Я сел на табурет. “Господи, — мысленно воззвал я. — Ты сотворил этого человека, помоги же мне справиться с ним”.

* * *

И вот он уже тычется в решетку, наш громогласный шептун из чужих краев, наш путешествующий страж, у которого на все один ответ — “нет”, наш залетный начетчик. Наш мелкий окружной благочинный при исполнении обязанностей шерифа, рыщущий по Оукэму. Неторопливо я снял капюшон и раздвинул перегородку.

— На два слова, Рив, — с улыбкой произнес он и слегка поклонился приличия ради. — Надеюсь, я не помешал.

— Что вы, что вы, — ответил я, глядя на удлиняющуюся очередь. — Мне совершенно нечего делать.

Порыв бежать к нему, поговорить с ним, рассеялся как дым, стоило ему явиться сюда. Теперь я желал обратного: поскорее отделаться от него и увидеть, как оба зада — благочинного и его кобылы — исчезают вдали за Новым крестом. Он засеменил по проходу через неф к северным вратам церкви. Люди в очереди смотрели мимо меня, а я мимо них — в надежде, что они понимают, кому я служу — не ему, лицемерному проныре, сующему свой нос куда не просят, но им, нашему приходу, к которому я и сам принадлежу. Мы вышли из церкви, ветер хлестал с враждебностью уходящей зимы, тешился напоследок. Со стороны Нового креста доносилась музыка, и я увидел завитки дыма неподалеку от дома нашего сурового деревенского старшины, Роберта Гая, — густые завитки, игривые, с запахом бараньего жира и бекона.

Благочинный опережал меня на несколько шагов, перейдя… как это назвать? На рысцу? Никогда не видел, чтобы взрослый мужчина шагал, подгибая колени. У него какой-то телесный недуг, судорогами мается? Иначе я мог объяснить его походку только тем, что, собираясь сказать мне нечто возмутительное, он дурачился, притворяясь, будто исход предстоящего разговора не вызывает у него ни малейшей тревоги. Я не старался догнать его, на самом деле нарочно еле ноги волок, и в итоге ему пришлось меня поджидать.

— Я хотел приватности, — сказал он.

— Здесь только церковные стены могут нас подслушать.

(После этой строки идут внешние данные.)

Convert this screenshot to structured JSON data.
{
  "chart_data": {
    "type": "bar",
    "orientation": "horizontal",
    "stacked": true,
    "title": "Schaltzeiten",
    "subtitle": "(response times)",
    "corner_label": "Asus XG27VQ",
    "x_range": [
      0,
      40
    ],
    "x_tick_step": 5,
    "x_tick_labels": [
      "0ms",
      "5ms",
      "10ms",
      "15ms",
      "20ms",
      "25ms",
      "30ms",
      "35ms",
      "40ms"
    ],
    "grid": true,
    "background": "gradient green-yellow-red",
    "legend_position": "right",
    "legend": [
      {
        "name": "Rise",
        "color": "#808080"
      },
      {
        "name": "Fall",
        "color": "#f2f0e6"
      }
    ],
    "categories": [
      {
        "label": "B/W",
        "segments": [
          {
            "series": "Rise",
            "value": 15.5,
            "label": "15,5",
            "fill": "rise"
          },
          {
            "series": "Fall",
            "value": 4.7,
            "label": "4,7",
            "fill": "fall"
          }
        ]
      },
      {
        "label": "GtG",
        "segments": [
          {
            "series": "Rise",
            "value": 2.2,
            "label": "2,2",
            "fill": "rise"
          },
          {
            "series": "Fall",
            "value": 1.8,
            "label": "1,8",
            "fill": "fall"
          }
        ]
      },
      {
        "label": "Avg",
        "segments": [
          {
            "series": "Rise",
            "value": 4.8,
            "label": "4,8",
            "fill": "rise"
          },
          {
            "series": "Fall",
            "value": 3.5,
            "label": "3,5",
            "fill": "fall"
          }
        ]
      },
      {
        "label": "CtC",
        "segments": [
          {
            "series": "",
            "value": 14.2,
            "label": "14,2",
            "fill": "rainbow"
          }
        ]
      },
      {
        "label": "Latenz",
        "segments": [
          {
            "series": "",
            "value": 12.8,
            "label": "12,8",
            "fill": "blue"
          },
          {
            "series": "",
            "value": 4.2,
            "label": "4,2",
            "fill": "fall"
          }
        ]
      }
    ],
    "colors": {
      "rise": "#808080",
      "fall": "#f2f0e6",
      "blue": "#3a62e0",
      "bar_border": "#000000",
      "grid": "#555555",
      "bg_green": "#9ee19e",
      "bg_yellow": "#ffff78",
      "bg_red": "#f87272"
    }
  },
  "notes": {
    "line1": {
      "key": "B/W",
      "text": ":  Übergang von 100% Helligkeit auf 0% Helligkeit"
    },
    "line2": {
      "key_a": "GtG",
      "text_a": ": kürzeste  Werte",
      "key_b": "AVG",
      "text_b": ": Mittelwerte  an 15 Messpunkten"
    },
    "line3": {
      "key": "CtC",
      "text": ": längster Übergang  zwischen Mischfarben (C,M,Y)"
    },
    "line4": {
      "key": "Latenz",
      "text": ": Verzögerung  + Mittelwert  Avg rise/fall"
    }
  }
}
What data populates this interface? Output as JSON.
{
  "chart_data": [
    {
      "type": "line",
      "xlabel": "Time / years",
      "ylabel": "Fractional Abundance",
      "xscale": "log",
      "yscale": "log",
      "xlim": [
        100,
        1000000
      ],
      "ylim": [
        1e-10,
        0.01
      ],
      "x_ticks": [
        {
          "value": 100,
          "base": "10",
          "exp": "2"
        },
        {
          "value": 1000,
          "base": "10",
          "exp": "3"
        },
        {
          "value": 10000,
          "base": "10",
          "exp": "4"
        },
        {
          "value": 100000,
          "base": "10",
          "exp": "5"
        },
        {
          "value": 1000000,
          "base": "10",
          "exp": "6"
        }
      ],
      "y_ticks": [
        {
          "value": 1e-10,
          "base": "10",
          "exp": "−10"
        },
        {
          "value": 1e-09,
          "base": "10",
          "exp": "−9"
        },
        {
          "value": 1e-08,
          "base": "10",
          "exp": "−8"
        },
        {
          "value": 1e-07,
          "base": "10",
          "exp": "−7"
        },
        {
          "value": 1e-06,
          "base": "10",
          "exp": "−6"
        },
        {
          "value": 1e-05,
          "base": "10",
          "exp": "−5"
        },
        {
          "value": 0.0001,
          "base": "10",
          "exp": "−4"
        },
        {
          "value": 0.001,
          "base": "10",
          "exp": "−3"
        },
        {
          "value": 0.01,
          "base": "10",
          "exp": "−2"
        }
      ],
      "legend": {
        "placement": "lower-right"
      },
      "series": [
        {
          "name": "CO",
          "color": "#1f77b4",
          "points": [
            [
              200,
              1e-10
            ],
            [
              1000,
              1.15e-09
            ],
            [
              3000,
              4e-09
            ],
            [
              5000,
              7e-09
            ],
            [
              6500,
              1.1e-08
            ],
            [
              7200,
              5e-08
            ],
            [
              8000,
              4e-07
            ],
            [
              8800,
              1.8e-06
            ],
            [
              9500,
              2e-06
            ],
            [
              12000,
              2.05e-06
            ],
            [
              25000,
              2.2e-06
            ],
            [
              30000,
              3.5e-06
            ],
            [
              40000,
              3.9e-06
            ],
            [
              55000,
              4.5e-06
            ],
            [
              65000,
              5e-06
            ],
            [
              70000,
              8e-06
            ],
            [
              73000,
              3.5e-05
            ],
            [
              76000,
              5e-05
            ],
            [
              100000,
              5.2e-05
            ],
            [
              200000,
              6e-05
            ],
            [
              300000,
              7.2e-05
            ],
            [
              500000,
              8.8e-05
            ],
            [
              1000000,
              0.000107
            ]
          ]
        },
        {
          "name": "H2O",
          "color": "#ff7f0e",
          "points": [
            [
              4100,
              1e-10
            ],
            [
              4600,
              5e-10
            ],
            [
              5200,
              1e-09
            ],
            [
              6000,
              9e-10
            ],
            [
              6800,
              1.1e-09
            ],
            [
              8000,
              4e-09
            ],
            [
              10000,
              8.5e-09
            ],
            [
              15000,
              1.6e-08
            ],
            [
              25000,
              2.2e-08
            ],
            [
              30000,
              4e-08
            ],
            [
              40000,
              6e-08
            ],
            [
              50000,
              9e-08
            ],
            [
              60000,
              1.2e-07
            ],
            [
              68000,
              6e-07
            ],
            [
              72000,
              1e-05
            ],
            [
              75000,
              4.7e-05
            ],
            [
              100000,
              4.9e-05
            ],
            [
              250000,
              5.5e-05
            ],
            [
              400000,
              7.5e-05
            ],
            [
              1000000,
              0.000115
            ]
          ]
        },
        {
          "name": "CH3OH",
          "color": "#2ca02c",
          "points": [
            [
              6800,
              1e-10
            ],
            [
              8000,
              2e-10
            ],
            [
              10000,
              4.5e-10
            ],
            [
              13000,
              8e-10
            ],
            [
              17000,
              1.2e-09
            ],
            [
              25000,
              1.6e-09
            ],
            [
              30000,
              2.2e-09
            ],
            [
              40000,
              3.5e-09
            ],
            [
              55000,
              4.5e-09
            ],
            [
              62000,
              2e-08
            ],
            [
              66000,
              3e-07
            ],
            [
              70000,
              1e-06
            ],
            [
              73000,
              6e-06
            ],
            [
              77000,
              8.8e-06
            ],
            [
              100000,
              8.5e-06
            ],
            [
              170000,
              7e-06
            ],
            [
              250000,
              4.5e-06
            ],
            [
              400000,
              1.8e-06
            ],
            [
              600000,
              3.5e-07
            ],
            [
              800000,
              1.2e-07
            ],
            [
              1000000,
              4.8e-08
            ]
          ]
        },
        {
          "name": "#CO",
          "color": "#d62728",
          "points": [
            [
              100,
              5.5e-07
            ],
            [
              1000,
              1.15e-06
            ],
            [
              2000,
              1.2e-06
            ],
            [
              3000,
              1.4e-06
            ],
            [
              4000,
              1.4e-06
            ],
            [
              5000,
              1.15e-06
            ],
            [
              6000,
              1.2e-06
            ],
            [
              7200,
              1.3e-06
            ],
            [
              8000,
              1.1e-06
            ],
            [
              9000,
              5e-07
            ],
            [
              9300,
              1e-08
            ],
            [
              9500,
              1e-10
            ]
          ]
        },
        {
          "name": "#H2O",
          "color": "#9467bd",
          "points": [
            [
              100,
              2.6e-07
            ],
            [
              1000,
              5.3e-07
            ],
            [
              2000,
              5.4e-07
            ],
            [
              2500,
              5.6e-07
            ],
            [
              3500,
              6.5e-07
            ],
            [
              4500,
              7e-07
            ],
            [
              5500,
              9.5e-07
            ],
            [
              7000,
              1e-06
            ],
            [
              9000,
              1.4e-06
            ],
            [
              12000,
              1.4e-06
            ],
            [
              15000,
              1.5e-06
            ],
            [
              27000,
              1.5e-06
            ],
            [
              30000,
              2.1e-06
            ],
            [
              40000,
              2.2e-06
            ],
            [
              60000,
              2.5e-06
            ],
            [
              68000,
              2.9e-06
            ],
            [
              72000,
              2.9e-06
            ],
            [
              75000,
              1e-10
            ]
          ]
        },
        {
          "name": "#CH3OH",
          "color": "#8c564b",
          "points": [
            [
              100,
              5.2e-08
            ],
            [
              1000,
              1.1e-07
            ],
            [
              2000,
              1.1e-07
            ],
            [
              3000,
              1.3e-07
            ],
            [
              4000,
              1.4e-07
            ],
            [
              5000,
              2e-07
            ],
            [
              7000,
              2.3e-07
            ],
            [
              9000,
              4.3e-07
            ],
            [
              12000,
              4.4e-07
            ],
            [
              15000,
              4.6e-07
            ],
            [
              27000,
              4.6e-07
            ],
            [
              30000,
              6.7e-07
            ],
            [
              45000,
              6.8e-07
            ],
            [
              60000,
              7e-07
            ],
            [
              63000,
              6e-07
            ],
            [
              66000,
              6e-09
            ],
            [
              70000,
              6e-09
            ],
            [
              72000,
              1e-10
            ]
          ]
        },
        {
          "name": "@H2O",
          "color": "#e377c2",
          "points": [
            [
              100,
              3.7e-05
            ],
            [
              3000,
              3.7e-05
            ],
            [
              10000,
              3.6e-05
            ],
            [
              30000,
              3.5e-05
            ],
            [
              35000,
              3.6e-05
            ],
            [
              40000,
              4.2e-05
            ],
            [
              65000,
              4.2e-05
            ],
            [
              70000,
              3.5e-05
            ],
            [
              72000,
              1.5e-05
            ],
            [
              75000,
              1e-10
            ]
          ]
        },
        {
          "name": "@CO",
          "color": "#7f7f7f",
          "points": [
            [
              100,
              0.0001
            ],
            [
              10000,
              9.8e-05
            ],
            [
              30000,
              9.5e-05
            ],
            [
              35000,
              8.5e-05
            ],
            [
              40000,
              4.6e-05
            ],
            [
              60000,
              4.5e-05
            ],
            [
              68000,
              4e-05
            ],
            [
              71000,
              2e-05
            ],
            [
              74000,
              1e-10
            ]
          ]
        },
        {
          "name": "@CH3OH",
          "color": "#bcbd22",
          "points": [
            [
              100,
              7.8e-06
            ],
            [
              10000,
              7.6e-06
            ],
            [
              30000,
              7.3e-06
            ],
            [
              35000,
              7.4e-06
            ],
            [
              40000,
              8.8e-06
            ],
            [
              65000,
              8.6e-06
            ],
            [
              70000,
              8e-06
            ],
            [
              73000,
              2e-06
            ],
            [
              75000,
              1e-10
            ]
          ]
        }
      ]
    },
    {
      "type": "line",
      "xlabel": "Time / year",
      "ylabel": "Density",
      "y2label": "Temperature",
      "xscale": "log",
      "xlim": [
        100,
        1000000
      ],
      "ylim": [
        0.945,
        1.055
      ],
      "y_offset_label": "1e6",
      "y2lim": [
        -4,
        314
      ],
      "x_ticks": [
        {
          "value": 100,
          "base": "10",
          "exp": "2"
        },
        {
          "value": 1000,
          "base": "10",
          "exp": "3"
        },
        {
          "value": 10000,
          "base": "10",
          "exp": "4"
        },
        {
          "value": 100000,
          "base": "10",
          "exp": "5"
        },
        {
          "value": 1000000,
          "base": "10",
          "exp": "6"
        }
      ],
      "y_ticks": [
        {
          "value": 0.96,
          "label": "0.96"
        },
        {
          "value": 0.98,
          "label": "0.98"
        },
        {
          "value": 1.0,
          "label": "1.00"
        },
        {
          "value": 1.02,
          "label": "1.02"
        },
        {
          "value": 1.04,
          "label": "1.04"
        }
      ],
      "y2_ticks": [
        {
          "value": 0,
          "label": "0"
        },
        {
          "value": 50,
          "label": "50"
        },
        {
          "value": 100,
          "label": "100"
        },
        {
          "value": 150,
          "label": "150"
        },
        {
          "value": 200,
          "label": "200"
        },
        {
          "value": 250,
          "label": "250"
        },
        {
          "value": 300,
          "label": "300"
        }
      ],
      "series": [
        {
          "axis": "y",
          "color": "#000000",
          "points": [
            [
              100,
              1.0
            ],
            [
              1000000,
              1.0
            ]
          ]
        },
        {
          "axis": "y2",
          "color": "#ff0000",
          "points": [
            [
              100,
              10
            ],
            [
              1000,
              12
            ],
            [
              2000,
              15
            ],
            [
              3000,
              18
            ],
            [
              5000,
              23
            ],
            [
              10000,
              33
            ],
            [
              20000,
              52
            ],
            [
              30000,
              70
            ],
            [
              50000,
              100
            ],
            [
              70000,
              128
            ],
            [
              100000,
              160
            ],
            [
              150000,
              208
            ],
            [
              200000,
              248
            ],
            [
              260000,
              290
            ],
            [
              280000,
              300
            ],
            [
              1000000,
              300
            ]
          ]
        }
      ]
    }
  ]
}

Словно для того, чтобы убедиться в этом, он задрал голову, осматривая недавно выкрашенные нежно-желтые стены, но, судя по его нахмуренному лбу, не убедился.

— Последние дни выдались очень непростыми для вашего прихода, Джон, — начал он заговорщицким шепотом.

Джон! Только что я был Ривом — люди всегда переходят на дружеский тон, когда чего-то хотят от тебя и не уверены, что получат. Его сморщенное личико оживилось в предвкушении сплетен.

— Что сегодня говорили на исповеди?

— Ерунду всякую.

— Я заметил одного парня со скотного двора, — продолжил благочинный. — С чем он приходил?

— Сказал, что влюбился.

— Да ну? И кто эта счастливица?

— Вряд ли это имеет значение.

— Любовь всегда имеет значение, особенно когда у нас на руках загадочная смерть. Любовь всегда… — он сделал паузу, — соучастница.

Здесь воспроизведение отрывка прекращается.